To be an exhibitor at a tradeshow requires a great deal of preparation and expense. Aside from the booth creation costs, the Expo booth rental space, sell sheets and branded premiums to hand out, there is the staff time to be out of the office, hotel, and travel expenses, etc. It’s no wonder that by the afternoon each day the staff is often found on their cell phones instead of actively talking to attendees. I’ve been on that side of the fence and it’s exhausting. And if you pull the short straw and end up in a less desirable location on the Expo floor your investment may provide a poor return, as I heard from several exhibitors.
Given the cost of these events it’s no wonder that many manufacturers have shifted their tradeshow budgets to website marketing. And for those with the budget to add website marketing to their tradeshow budgets there is a multiplier effect when web marketing is added because it makes the lead nurturing process easier. Given the high acquisition cost for each lead at a tradeshow anything that can improve the conversion rate is important. For most manufacturers their products are not impulse buys and there is a long lead time in the decision-making process.
For about the same investment in one tradeshow, website marketing can provide a year’s worth of awareness for your company – working 24/7 on your behalf. And you’ll never find your website on a cell phone when it should be paying attention to your prospects.
I met people across the USA, as well as people from France, Mexico, and Vancouver, BC. People were very friendly and eager to explain how their product or service was unique in helping to solve the challenges of their customers. One of the things I enjoy most about these shows is the new information I can bring back to our team and to our customers.
For the exhibitors the purpose of the event was to find new customers while the attendees wanted to find vendors who could fill a need to move their own businesses forward.
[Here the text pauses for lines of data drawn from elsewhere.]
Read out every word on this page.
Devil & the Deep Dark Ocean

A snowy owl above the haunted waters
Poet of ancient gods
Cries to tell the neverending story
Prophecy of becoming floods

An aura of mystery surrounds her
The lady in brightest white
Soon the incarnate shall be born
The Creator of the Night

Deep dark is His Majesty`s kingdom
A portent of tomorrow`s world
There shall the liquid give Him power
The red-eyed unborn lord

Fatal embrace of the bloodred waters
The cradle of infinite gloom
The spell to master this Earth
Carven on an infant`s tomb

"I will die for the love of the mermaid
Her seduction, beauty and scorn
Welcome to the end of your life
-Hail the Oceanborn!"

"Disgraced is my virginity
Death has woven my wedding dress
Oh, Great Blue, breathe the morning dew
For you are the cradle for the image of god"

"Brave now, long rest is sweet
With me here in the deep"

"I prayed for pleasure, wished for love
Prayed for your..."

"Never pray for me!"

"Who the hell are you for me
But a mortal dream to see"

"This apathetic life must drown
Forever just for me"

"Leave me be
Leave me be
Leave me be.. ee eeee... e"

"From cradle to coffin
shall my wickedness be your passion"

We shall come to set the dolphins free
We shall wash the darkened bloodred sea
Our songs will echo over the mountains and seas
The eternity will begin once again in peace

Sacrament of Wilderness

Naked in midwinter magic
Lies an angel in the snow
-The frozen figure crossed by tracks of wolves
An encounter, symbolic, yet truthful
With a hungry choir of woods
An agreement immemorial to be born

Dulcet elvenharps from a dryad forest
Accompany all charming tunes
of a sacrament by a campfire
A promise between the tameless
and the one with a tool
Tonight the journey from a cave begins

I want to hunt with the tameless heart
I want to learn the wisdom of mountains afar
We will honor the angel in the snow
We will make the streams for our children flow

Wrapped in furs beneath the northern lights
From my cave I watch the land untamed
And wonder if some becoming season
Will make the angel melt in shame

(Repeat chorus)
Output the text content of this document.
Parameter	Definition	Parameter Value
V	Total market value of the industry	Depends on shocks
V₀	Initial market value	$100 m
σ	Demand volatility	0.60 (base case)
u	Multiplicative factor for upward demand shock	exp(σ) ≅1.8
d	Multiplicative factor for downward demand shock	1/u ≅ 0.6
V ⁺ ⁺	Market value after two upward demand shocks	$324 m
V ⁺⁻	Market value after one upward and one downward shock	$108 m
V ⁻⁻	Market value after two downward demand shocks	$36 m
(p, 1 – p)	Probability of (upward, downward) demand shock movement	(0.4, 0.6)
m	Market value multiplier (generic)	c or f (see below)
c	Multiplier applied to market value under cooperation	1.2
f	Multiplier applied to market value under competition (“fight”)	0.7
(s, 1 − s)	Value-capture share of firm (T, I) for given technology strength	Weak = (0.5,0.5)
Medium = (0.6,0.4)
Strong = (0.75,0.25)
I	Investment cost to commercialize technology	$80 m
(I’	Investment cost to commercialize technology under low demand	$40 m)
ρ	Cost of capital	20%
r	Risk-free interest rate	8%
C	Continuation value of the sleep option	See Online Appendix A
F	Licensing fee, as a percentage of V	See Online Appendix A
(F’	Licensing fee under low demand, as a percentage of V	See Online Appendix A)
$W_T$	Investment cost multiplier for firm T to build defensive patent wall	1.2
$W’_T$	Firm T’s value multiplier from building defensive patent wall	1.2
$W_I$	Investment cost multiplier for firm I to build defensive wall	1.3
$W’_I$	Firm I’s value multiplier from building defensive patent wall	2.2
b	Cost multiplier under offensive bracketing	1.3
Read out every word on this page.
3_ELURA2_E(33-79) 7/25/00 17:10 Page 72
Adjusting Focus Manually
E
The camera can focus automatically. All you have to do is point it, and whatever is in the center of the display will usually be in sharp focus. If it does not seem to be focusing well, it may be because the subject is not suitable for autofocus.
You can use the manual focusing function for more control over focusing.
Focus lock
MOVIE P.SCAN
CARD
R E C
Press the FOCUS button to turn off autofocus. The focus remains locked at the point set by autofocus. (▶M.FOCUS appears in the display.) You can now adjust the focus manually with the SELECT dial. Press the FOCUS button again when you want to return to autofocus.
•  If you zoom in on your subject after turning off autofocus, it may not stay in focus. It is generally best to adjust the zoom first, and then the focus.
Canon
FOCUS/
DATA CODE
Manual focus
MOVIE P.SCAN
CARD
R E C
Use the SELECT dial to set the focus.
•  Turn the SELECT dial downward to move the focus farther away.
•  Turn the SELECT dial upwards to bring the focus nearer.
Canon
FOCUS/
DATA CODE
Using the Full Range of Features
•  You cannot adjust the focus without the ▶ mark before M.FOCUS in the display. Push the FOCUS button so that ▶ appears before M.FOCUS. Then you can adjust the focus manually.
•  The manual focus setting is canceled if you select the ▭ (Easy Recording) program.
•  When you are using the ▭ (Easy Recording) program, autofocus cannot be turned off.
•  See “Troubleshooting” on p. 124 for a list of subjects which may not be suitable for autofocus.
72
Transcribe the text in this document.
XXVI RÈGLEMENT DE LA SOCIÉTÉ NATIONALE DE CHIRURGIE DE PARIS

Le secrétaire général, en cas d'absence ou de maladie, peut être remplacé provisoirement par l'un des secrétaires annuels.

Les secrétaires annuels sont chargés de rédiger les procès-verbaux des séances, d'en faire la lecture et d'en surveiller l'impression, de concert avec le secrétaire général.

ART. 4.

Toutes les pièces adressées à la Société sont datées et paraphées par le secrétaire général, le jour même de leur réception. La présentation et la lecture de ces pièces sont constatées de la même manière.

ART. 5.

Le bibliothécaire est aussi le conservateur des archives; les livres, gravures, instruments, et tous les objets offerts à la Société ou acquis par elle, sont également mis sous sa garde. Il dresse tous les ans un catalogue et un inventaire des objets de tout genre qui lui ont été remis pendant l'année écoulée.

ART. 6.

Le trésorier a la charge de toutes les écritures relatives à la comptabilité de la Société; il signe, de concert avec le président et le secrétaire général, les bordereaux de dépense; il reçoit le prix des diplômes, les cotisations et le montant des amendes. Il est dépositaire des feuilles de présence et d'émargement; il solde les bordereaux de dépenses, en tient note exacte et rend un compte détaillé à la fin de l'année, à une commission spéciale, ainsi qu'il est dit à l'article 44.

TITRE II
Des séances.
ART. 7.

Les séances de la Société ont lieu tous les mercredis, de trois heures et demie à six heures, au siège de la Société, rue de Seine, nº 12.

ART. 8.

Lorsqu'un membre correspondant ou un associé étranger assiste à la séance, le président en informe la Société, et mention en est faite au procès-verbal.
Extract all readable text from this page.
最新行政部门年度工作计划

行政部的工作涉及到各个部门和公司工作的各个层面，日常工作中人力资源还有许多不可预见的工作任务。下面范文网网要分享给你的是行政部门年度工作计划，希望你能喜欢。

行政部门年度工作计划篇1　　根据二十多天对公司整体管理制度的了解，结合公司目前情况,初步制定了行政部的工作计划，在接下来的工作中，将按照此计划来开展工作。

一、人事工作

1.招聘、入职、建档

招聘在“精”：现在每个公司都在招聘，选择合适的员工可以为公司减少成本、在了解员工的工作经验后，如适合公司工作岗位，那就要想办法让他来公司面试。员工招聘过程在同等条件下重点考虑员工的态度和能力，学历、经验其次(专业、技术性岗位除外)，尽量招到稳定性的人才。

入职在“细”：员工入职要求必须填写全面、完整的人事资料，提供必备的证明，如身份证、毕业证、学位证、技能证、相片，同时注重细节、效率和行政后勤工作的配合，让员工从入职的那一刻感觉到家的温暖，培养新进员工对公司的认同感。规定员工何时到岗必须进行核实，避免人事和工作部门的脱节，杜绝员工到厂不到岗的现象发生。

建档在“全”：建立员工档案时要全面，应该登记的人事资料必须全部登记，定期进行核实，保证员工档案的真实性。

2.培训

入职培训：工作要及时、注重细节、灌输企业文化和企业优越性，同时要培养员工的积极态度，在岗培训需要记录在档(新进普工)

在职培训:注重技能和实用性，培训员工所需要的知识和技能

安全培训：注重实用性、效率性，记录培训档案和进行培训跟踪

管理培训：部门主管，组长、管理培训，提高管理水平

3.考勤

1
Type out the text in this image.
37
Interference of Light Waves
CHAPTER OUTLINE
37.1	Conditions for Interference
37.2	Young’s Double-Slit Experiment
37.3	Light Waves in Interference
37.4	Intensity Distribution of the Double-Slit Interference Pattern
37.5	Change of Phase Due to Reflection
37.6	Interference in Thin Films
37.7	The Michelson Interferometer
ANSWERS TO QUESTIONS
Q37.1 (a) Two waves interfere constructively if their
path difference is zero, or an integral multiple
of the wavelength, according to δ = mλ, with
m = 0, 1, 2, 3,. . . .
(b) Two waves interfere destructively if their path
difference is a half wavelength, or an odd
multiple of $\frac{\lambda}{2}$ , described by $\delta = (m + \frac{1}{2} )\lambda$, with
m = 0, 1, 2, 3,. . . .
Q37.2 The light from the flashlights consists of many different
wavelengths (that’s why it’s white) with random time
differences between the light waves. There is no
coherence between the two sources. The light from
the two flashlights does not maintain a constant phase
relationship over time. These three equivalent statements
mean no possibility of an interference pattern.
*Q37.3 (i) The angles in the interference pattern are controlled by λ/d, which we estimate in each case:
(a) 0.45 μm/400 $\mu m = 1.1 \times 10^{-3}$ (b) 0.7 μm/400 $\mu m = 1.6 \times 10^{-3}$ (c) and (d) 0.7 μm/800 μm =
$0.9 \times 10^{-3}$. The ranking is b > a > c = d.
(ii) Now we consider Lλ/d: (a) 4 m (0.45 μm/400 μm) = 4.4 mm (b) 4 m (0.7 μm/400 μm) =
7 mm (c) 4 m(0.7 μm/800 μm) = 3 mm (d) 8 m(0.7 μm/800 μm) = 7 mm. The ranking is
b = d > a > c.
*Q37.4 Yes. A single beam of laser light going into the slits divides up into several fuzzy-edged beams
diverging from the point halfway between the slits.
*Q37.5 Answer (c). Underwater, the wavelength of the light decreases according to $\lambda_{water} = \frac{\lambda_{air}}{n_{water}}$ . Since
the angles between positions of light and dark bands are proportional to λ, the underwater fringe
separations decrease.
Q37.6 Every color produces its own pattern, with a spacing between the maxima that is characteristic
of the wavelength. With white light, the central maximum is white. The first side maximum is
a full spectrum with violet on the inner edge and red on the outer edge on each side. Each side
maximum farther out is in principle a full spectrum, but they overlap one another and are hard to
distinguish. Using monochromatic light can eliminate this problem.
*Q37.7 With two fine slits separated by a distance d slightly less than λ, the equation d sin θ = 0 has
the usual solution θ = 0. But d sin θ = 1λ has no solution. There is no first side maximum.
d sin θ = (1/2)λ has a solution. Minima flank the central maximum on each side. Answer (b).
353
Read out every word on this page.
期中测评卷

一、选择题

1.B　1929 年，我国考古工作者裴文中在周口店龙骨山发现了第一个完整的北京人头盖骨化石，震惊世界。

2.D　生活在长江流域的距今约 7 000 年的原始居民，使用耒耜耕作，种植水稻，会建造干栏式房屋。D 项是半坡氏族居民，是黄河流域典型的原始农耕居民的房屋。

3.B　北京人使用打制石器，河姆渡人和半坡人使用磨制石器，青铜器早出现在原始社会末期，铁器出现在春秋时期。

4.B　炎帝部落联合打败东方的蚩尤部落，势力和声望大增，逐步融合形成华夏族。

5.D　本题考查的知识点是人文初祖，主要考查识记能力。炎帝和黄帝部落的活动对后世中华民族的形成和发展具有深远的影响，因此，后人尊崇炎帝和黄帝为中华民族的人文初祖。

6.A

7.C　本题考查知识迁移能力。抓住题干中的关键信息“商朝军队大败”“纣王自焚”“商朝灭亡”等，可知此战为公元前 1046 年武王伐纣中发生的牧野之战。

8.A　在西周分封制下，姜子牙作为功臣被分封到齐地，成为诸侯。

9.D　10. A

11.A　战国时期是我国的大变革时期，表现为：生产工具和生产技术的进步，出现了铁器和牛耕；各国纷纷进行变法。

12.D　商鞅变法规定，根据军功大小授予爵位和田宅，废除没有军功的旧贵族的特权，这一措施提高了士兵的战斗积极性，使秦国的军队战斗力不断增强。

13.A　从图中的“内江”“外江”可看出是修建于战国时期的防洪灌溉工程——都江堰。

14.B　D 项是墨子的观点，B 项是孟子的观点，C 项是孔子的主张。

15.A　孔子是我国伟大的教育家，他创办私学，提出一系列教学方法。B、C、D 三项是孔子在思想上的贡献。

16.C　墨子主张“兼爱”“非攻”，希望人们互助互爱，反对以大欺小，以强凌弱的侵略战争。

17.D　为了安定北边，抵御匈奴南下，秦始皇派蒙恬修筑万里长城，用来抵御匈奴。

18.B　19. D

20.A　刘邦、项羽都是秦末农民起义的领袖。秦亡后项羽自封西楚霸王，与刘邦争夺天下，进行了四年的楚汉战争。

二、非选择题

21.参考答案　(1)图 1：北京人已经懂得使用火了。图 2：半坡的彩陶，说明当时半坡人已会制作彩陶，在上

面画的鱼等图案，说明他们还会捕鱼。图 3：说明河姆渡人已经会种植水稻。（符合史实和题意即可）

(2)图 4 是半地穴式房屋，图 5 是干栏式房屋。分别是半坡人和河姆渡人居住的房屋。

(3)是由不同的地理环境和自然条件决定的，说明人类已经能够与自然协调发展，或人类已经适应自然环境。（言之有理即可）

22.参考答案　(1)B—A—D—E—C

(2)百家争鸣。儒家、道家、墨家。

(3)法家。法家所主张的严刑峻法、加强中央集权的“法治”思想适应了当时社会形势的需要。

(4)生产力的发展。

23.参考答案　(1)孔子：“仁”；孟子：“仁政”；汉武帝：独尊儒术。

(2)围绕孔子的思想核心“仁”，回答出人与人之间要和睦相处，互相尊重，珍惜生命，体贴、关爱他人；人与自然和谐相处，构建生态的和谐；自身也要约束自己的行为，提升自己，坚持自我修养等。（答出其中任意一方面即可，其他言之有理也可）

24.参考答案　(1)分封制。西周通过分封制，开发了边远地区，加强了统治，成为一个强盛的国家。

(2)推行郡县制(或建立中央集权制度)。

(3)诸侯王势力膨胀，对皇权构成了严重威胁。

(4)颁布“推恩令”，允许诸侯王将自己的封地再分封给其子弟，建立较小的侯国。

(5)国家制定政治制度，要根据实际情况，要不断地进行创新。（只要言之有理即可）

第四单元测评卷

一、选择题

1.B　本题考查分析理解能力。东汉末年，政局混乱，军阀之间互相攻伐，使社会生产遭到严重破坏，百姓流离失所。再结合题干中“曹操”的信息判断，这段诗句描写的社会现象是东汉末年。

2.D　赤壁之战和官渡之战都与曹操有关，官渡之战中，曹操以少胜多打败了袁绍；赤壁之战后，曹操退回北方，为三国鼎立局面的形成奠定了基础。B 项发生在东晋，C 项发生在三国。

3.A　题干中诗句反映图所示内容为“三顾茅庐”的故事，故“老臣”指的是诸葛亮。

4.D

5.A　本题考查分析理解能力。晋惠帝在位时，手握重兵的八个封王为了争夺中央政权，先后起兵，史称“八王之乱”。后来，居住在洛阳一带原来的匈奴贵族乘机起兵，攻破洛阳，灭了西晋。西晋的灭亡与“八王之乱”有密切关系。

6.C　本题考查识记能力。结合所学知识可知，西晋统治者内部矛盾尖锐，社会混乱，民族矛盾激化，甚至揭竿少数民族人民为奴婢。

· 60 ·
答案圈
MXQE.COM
Unlike some shows I’ve attended, the traffic flow inside the Expo was nearly constant the two days I attended.
Tuesday night after that day’s Expo ended there was a live band who played 70’s and 80’s songs in the outside part of the venue and they were great. World Tour Legends of Rock.
The three day event also included various seminars and other learning opportunities. The medical device manufacturers and speakers were especially compelling as that is a constantly evolving industry. One keynote speaker spoke about how the operating theater/room of the future will likely consist of virtual doctors from around the world, the experts in their field, connected together virtually to observe the patient and to direct the procedure, which I assume will be done robotically.